2.2.2 One victim = One violation = One perpetrator
When human rights organizations begin to represent information about human rights violations, very often people begin by focusing on the victim: what was she or he a victim of? Thus the first step can often be to think of each victim having suffered one particular kind of violation. Thus the organization can create a database that looks like the following table:
|Smith||John Sr.||Arb. Exec.||Nat.Guard||Littleton||26.06.94|
In this hypothetical example, John Smith is shown to have been the victim of an arbitrary execution committed by the National Guard in Littleton on 26 June 1994. Similarly, John Smith, Jr., is shown to have been the victim of torture by the National Guard in Littleton on 3 July 1994. Notice that in this table, people have suffered one of three kinds of violation: arbitrary execution, arbitrary detention, and torture. These three kinds of violence together are called the controlled vocabulary of types of violence.

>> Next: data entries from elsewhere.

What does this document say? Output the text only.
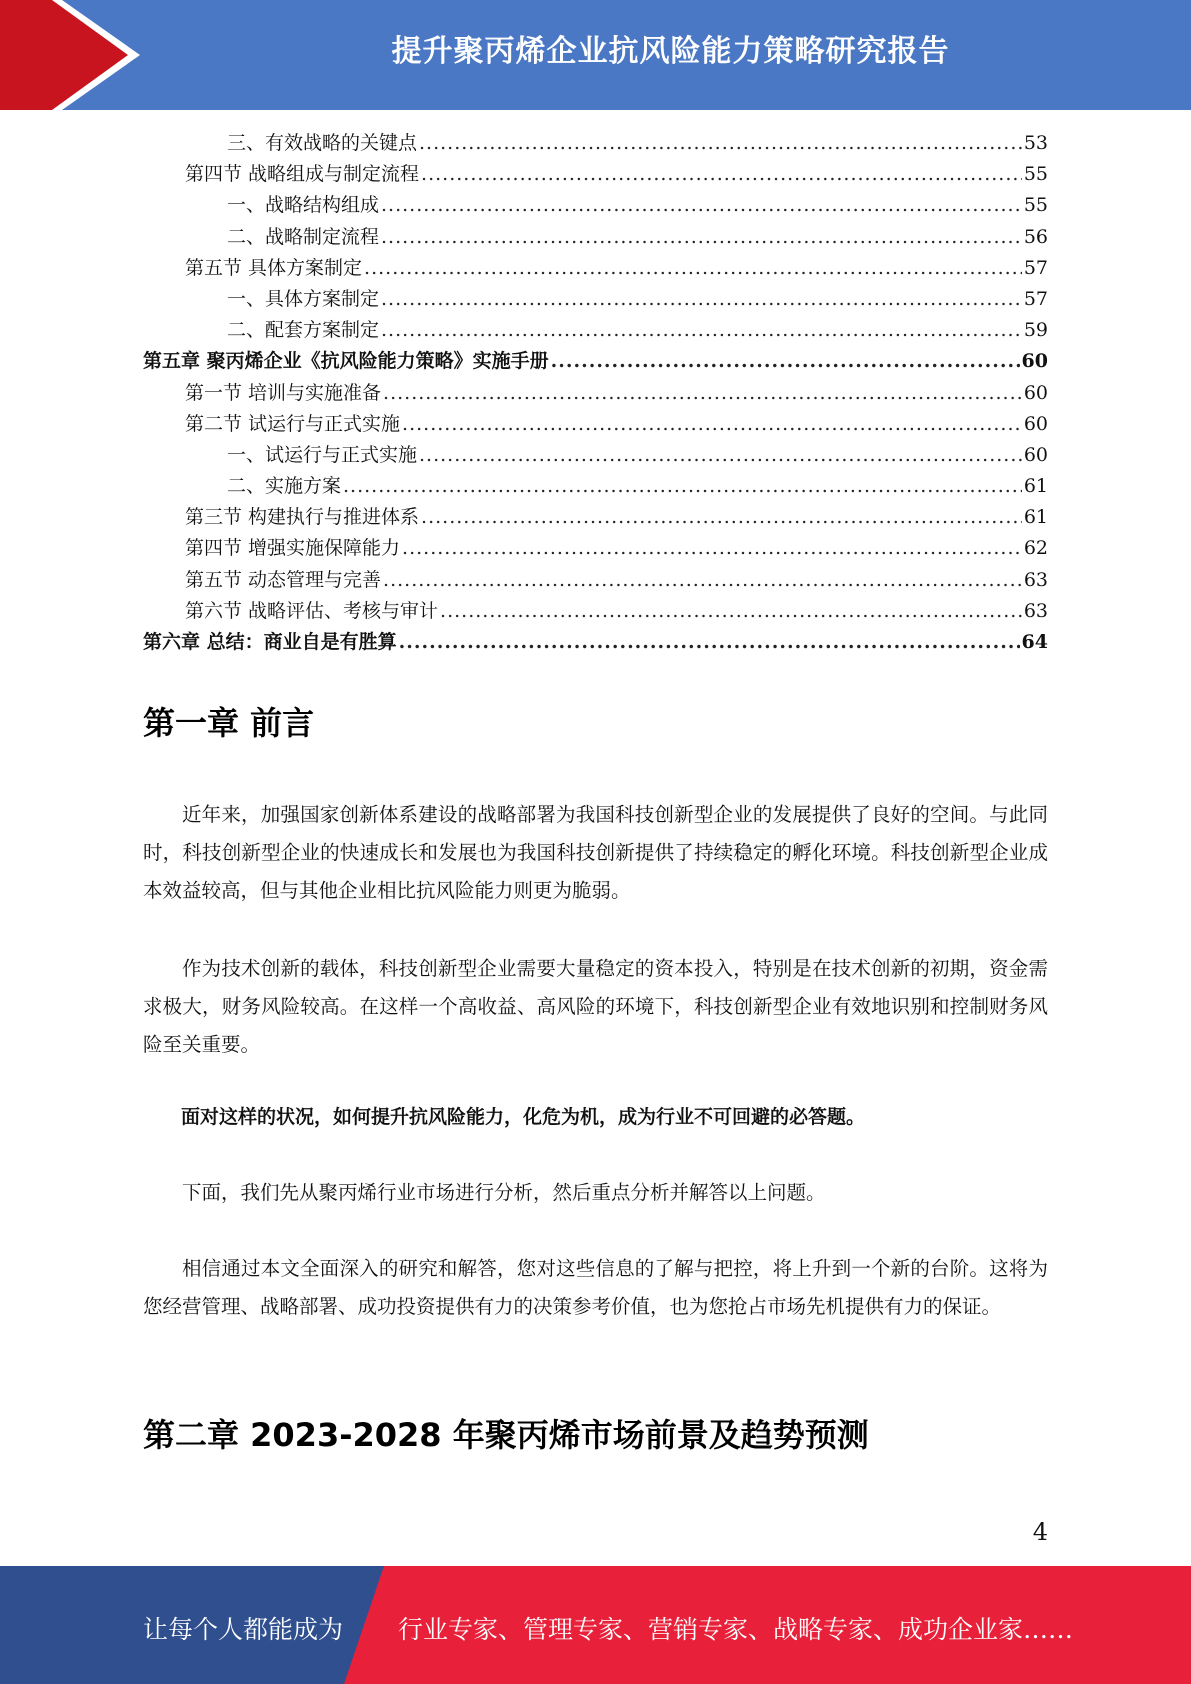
提升聚丙烯企业抗风险能力策略研究报告
三、有效战略的关键点 .....	53
第四节 战略组成与制定流程 .....	55
一、战略结构组成 .....	55
二、战略制定流程 .....	56
第五节 具体方案制定 .....	57
一、具体方案制定 .....	57
二、配套方案制定 .....	59
第五章 聚丙烯企业《抗风险能力策略》实施手册 .....	60
第一节 培训与实施准备 .....	60
第二节 试运行与正式实施 .....	60
一、试运行与正式实施 .....	60
二、实施方案 .....	61
第三节 构建执行与推进体系 .....	61
第四节 增强实施保障能力 .....	62
第五节 动态管理与完善 .....	63
第六节 战略评估、考核与审计 .....	63
第六章 总结：商业自是有胜算 .....	64
第一章 前言
近年来，加强国家创新体系建设的战略部署为我国科技创新型企业的发展提供了良好的空间。与此同时，科技创新型企业的快速成长和发展也为我国科技创新提供了持续稳定的孵化环境。科技创新型企业成本效益较高，但与其他企业相比抗风险能力则更为脆弱。
作为技术创新的载体，科技创新型企业需要大量稳定的资本投入，特别是在技术创新的初期，资金需求极大，财务风险较高。在这样一个高收益、高风险的环境下，科技创新型企业有效地识别和控制财务风险至关重要。
面对这样的状况，如何提升抗风险能力，化危为机，成为行业不可回避的必答题。
下面，我们先从聚丙烯行业市场进行分析，然后重点分析并解答以上问题。
相信通过本文全面深入的研究和解答，您对这些信息的了解与把控，将上升到一个新的台阶。这将为您经营管理、战略部署、成功投资提供有力的决策参考价值，也为您抢占市场先机提供有力的保证。
第二章 2023-2028 年聚丙烯市场前景及趋势预测
4
让每个人都能成为 行业专家、管理专家、营销专家、战略专家、成功企业家……
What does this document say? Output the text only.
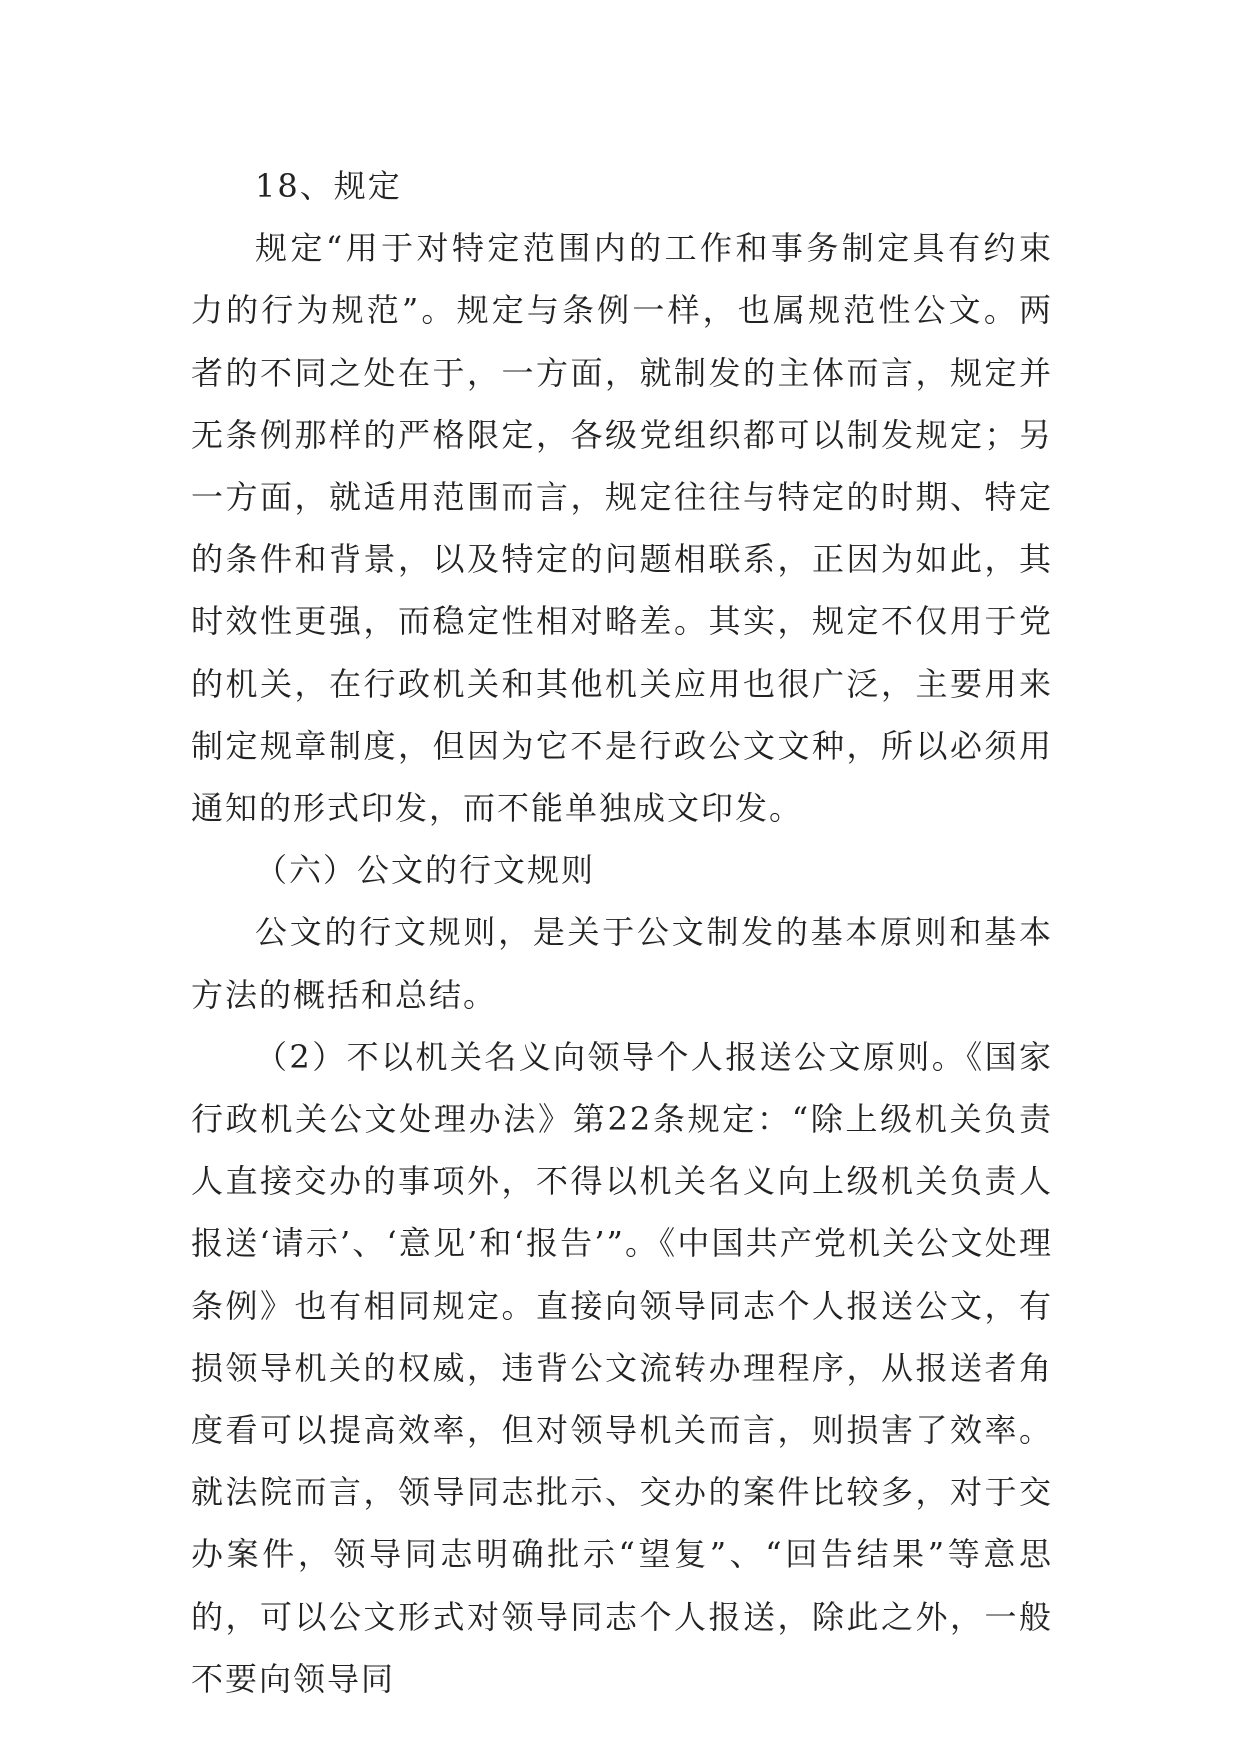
18、规定

规定“用于对特定范围内的工作和事务制定具有约束力的行为规范”。规定与条例一样，也属规范性公文。两者的不同之处在于，一方面，就制发的主体而言，规定并无条例那样的严格限定，各级党组织都可以制发规定；另一方面，就适用范围而言，规定往往与特定的时期、特定的条件和背景，以及特定的问题相联系，正因为如此，其时效性更强，而稳定性相对略差。其实，规定不仅用于党的机关，在行政机关和其他机关应用也很广泛，主要用来制定规章制度，但因为它不是行政公文文种，所以必须用通知的形式印发，而不能单独成文印发。

（六）公文的行文规则

公文的行文规则，是关于公文制发的基本原则和基本方法的概括和总结。

（2）不以机关名义向领导个人报送公文原则。《国家行政机关公文处理办法》第22条规定：“除上级机关负责人直接交办的事项外，不得以机关名义向上级机关负责人报送‘请示’、‘意见’和‘报告’”。《中国共产党机关公文处理条例》也有相同规定。直接向领导同志个人报送公文，有损领导机关的权威，违背公文流转办理程序，从报送者角度看可以提高效率，但对领导机关而言，则损害了效率。就法院而言，领导同志批示、交办的案件比较多，对于交办案件，领导同志明确批示“望复”、“回告结果”等意思的，可以公文形式对领导同志个人报送，除此之外，一般不要向领导同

Of course it may have been the case that George Jones, who was assassinated by the Federal Police in Elmville on 4 July, 1994, was also detained and tortured before he was killed. However, in the controlled vocabulary scheme adopted here, killing is a more serious violation than detention or torture, and so only his killing is represented. If we attempt to represent only one violation per victim, we must have a way to choose which violation to represent if more than one violation happened. Is detention more or less serious than torture? The definition of "seriousness" between types of violations (e.g. 1. Execution, 2. Torture, 3. Detention) might be easy with only three kinds of violation in the controlled vocabulary. However, if there are 15 kinds, or 50 kinds of violation, the ranking of kinds of violation is prohibitively complicated. In fact, in my experience human rights organizations occasionally embroil themselves in lengthy and ultimately pointless debates about the hierarchy of violations. This is one case in which it is much more difficult to do this work wrong than it is to do it right.
The bigger problem with this kind of oversimplification is that it can distort analyses of trends. Consider the following table counted from the example above:
Source: Example 22.214.171.124
From this table, it would seem that the number of victims of detention declined from 2 in June to zero in July. But given the three cases of arbitrary execution that happened in July, we cannot be sure that this decrease is real. The assassinated people may have been detained and tortured before they were killed, in which case detention and torture actually went up in July. The rule that each victim is classified as having suffered only one kind of violation has obscured the complex combination of violent acts which may have occurred in each of the events represented by a single line. By the time the data have been represented as shown in Example 126.96.36.199, there is no way to find out from the coded information what actually happened in each event.
The basic representational strategy here is that each victim is thought of to suffer one and only one violation. In this example, I'm focusing on how this problem looks in database terms, and what the ramifications are for statistical outputs. However, if the interviewers who talk to witnesses note only one violation in their questionnaires, or focus only on the violation they think is the most important during the interview, precisely the same problem can arise. This is a logical problem. The problem is not limited to computer databases, or questionnaires, or statistics as such, but to the analytic framework an organization uses to remember events in a systematic fashion.
The problem is not solved by representing two violations per victim because, in a given case, if all three kinds of violence occurred, then one kind of violation will still be omitted. The only way to solve the problem is to permit every representational scheme at each step (including questionnaires, databases, etc.) to consider the possibility that any given victim may have suffered all of the violations in the controlled vocabulary set. In this example, it must be theoretically possible to represent a situation in which a person was detained, tortured, and killed. In summary,
For a given incident, the number of violations suffered by a given victim which can possibly be represented in the information management system must be greater than or equal to the number of violation types in the controlled vocabulary.
Another basic rule is not as easily reduced to a sentence. Whenever an organization builds an information management system to collect and record data about some things, whether they are violations, victims, detention periods, etc., they need to represent all of the things of this type that their sources tell them about. For example, if an organization designs a system to record information about detention periods, they might create a system that looks very much like Example 188.8.131.52 below. However, they will need to create a record for every one of the detention periods a particular victim suffers. If instead they choose to represent only the "main" detention period, they will arbitrarily exclude information about all the other detentions. The ramifications of so excluding certain detentions are analogous to the distortions discussed in this section. Any time an organization is tempted to record information about only one putative "main" thing among a group of possible things, they are almost certainly making an error of this kind. Again, though this is expressed in database terms, the problem can occur at any of the other steps of the information management system as well.